Guides and porters can be arranged through Mount CEO (Mount Cameroon Inter-communal Ecotourism Board).
Daniel proved to be a knowledgable and trustworthy guide who works directly for Mount CEO. Mob: +237 67 17 31 864
The office (yellow building with black door) stands one building down from the Fako-Ship Plaza which every taxi driver knows. Located at the upper end of Buéa. A shared taxi from Mile 17, the main station costs 300cfa.
Fees: Guide: 5000cfa per day. Porters: 9000cfa per day
Park entry: 5000cfa per day
An additional fee, calculated by the number of climbers, is paid between the park, the council, and the government. For one person, it was 127,000cfa which includes the park fees.

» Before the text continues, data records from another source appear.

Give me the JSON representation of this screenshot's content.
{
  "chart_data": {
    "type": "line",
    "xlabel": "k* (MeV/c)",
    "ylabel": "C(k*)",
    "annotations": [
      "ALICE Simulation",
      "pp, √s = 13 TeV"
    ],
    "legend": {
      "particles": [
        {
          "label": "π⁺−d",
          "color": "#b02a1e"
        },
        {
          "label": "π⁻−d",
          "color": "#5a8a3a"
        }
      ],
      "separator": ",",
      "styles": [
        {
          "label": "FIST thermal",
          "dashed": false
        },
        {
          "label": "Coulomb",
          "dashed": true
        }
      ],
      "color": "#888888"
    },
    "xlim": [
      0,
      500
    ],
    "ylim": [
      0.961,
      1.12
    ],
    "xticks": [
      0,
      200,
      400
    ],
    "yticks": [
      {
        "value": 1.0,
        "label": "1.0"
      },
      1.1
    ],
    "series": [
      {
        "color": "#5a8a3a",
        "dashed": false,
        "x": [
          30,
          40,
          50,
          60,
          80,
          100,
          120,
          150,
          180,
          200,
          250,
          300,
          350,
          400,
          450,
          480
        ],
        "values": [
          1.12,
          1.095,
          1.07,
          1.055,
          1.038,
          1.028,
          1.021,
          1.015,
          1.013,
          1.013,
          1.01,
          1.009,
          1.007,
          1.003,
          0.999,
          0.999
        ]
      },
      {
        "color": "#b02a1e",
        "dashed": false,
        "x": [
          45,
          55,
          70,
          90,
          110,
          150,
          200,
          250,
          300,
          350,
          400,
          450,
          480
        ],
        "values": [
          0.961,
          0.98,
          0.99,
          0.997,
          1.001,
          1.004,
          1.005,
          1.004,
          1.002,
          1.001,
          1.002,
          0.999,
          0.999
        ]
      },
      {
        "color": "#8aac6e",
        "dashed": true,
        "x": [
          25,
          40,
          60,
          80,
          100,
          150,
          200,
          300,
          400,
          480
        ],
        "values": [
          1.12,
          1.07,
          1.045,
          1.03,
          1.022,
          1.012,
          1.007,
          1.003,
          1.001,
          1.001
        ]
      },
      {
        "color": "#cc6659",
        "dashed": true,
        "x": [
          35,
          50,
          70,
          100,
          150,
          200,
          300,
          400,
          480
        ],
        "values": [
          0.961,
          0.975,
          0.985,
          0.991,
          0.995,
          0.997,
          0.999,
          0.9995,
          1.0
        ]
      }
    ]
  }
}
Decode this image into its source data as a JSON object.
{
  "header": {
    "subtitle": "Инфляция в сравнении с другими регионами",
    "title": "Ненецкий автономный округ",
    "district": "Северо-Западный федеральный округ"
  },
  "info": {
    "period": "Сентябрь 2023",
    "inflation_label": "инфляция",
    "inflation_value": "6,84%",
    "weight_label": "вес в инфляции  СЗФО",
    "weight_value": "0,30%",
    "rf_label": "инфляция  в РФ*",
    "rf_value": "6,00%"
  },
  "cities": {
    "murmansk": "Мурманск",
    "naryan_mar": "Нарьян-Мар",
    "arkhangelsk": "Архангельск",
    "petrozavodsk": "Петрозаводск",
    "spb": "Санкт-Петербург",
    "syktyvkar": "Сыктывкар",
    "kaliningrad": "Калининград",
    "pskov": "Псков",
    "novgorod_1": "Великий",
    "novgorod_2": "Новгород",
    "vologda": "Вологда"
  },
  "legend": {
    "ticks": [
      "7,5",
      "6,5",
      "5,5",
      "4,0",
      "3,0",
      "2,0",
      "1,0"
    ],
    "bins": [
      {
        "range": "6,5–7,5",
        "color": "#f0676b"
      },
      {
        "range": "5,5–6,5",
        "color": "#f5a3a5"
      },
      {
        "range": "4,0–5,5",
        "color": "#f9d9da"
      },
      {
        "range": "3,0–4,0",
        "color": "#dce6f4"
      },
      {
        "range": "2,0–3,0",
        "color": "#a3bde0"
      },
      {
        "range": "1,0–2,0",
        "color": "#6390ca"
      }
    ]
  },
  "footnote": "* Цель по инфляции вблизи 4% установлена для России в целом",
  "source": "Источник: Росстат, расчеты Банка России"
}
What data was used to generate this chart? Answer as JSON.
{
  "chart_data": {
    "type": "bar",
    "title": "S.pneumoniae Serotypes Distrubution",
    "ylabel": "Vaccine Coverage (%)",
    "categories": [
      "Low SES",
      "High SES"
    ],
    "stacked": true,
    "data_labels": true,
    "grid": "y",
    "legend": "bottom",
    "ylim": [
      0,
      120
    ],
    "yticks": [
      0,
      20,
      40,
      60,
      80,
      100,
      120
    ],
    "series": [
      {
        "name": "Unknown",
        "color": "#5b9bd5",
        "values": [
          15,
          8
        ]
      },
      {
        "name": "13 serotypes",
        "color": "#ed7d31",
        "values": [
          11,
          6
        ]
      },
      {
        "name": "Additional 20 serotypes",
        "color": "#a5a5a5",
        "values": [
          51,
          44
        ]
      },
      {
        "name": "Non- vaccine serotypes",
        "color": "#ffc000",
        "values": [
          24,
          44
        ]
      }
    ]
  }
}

Tents & sleeping bags can be hired from Mount CEO. Advisable to take a raincoat, warm hat, sunscreen, torch, sturdy ankle supportive hiking boots, trekking socks, shorts, spare batteries & memory card for your camera. You can recharge appliances at both the lodges. Trekking food such as peanuts, chocolate, boiled sweets, dried fruit. At least 5 1/2 litres of water per day which you can refill at the both Fako and Mann Springs.
Accommodation: On the mountain, the fee for camping is included in the overall fee. Each chalet comes with four beds and its 20,00cfa for a bed per night. Food is available if you haven’t brought your own. Beer: 3000cfa.

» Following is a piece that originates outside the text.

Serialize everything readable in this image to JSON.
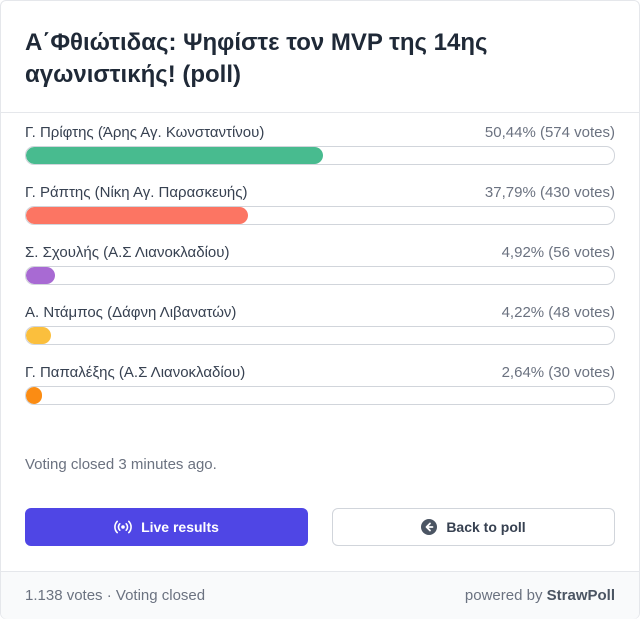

Buéa: The Mandy Hotel has cool simple s/c rooms for 5000cfa. A five-minute walk from the Mount CEO office. Though the showers are sporadic meaning, you usually end up with a bucket of water. There is a downstairs bar, but despite the advertisement of a restaurant they don’t sell food.
Paramount Hotel: mob +237 23 33 22 074 Up the hill on Molyko Rd.
Rooms come with TV and range between 7000-11,000cfa per night for a single to a triple. Pleasantly located in a quiet residential area.
For food for the trek you can stock up at the towns central market, and there are also several grocery stores and a bakery nearby. A shared taxi from Mount CEO will cost 100cfa. Both the guides and porters are familiar with what provisions are necessary. Don’t forget matches or a lighter!
If you’re staying in Limbé before heading onto Buéa and are considering the same route where you will finish at Bakingili, it is worth storing your luggage at your hotel. Bakingili is much closer to Limbé—saving you the unnecessary journey of returning to Buéa though will need to cover the costs of transport for your guide and porters (roughly 3000cfa per person in a shared taxi).